Carol Tone, a member of the VFW ladies’ auxiliary, was glad to hear the veterans’ section is getting more attention.

Tone spoke about the condition of the veterans’ area during a City Council meeting in early June. This was not long after Memorial Day, when an annual ceremony marking the holiday takes place in the veterans’ section.

And it wasn’t her first visit regarding the matter because it has been an ongoing concern, she’s quick to point out.

“Graves sinking, stones wiggle-wobbling,” she told the councilors at that time. “Something has to be done.”

Tone cited other problems, such as holes in the ground and crooked markers. She and others have tripped while walking around in the section because of holes and uneven ground.

“Somebody is going to get hurt,” she said again this week.

“We’ve just started looking around,” said Dennis Teskey, owner of Gray’s West & Co. Pioneer Chapel. He also is owner of Stone Tributes, which will donate manpower and equipment to help improve the veterans’ sections.

Headstones will sink, tilt and loosen over time. Years of the ground freezing and thawing will take a toll on how the markers lay and their overall condition. Concrete deteriorates, Teskey also said.

“It’s a natural practice,” he said about changes that occur.

Making the overall layout of the headstones appear more uniform isn’t going to be an easy task — especially given that the veterans’ section is on a slope, said Michelle Owen, the city’s public works director.

The grave markers need to remain close to the graves for the sake of identification and in respect to those buried there, she emphasized.

It will be a slow process. It’s likely only one small part of the veterans’ section will be worked on at a time, Owen said.

The community interest brewing about the veterans’ cemetery is gladdening, and Owen was happy to see Teskey become involved because of the expense and the expertise necessary to properly straighten and realign the headstones.

The headstones aren’t part of the city’s perpetual care agreement. And it’s a task that’s harder to undertake than it sounds because of all of the factors Teskey noted, such as location, weather, ground conditions, and the age of some of the graves, he said.

Other repairs and upgrades sought within that section of the cemetery include illuminating the U.S. flag with a solar-powered light that aims more directly at the flag than before, and making the area easier to walk through by filling in the numerous holes.

Cattle also have been roaming onto the grounds from adjacent property. The owner has promised to watch the livestock more vigilantly.

Jason Yencopal, the county’s community development director, is writing a grant seeking state funds to help pay for the improvements. The request must be submitted by mid-September.

Yencopal expects the grant would cover only part of the total needed to upgrade the area, however.

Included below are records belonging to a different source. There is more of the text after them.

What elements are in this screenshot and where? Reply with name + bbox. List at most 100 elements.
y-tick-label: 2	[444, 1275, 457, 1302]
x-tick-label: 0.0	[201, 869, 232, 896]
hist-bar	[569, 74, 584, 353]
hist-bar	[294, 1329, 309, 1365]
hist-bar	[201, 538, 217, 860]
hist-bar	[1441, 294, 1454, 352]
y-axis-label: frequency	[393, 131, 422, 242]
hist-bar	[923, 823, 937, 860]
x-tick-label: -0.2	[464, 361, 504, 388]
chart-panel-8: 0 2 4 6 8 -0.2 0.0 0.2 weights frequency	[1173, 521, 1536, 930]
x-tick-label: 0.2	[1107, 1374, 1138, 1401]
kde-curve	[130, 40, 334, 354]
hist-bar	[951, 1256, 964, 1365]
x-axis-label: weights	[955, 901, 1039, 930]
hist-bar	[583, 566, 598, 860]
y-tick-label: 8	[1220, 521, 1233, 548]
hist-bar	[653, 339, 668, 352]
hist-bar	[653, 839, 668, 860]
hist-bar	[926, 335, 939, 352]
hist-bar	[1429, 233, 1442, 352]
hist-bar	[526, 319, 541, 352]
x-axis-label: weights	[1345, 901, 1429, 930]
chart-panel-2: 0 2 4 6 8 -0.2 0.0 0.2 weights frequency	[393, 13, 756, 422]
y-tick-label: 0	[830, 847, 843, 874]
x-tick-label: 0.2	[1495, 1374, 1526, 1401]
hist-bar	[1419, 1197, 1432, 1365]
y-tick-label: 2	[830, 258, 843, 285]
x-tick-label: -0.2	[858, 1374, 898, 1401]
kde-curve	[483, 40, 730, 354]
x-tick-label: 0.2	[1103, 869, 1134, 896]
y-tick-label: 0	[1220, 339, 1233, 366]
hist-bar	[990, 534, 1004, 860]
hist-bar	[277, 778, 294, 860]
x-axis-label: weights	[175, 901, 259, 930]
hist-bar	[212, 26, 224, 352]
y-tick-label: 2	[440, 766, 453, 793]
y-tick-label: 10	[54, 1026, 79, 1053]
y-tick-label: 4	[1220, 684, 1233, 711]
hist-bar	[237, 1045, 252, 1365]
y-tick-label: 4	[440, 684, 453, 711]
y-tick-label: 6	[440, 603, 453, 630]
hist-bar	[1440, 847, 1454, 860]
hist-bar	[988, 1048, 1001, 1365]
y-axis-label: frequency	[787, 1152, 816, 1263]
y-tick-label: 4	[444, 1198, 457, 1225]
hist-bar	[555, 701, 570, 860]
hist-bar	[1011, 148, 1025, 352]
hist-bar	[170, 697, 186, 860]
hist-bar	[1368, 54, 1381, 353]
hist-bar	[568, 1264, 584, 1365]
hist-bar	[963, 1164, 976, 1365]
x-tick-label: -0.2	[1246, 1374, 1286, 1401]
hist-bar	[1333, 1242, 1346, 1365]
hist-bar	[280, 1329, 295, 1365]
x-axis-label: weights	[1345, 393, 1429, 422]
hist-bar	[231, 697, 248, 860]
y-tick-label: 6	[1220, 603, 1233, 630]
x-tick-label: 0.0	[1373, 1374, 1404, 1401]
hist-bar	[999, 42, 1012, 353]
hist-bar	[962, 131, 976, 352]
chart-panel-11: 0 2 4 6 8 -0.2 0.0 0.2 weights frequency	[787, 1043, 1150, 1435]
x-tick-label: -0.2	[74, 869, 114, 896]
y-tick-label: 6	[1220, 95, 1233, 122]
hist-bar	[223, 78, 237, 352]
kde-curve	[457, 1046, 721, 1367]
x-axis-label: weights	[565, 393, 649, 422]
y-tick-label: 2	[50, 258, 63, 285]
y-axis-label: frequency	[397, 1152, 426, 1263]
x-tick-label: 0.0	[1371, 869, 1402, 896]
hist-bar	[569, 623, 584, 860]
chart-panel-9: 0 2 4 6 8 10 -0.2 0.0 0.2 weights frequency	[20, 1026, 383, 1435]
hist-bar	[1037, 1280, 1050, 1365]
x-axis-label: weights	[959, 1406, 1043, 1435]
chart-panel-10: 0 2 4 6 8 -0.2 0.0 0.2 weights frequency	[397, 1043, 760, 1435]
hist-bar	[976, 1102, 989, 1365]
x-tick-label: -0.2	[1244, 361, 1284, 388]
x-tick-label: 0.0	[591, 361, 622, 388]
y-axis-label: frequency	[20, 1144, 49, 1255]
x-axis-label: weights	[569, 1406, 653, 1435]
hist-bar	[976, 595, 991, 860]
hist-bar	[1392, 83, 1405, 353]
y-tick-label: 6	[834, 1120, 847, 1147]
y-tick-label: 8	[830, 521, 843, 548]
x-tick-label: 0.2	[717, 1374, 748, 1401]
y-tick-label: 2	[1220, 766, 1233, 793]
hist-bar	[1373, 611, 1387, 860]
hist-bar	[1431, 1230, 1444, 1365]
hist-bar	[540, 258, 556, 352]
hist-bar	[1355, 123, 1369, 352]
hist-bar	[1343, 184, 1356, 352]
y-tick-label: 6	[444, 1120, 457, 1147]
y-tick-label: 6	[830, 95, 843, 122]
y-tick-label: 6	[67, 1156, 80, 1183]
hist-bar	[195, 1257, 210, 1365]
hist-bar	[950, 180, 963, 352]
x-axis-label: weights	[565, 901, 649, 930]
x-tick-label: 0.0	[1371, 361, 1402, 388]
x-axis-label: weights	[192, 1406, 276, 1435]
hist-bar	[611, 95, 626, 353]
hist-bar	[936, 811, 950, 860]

This is where the veterans’ groups efforts will be instrumental, city and county officials say.

The VFW membership is expected to hear about the matter soon. After that, the goal will be to get members and the rest of the community “interested and enthusiastic” through fundraising and volunteerism, said Gary Young, who commands the local VFW group.

This past Memorial Day it was “hard not to notice the conditions there,” he said.

It’s anticipated that local American Legion members will become heavily involved as well because its leader, Dale Dodge, also is on the project’s working board.

The cemetery is divided into several sections. The veterans’ section has more than 350 graves.

It is also a section where upright headstones are allowed.

Much of the work likely won’t commence until later next spring because the current warm temperatures won’t last long enough to complete any substantial work. The ground freezes during winter, making work impossible, Owen said.

Grave sites of people buried at Mount Hope during the early days of Baker City — and not just veterans — don’t always get the attention that newer sites receive because close family members of the long dead also have died.

But even those buried long ago in the veterans’ section deserve additional attention because of what they did for our country, Owen and others involved in the project emphasized.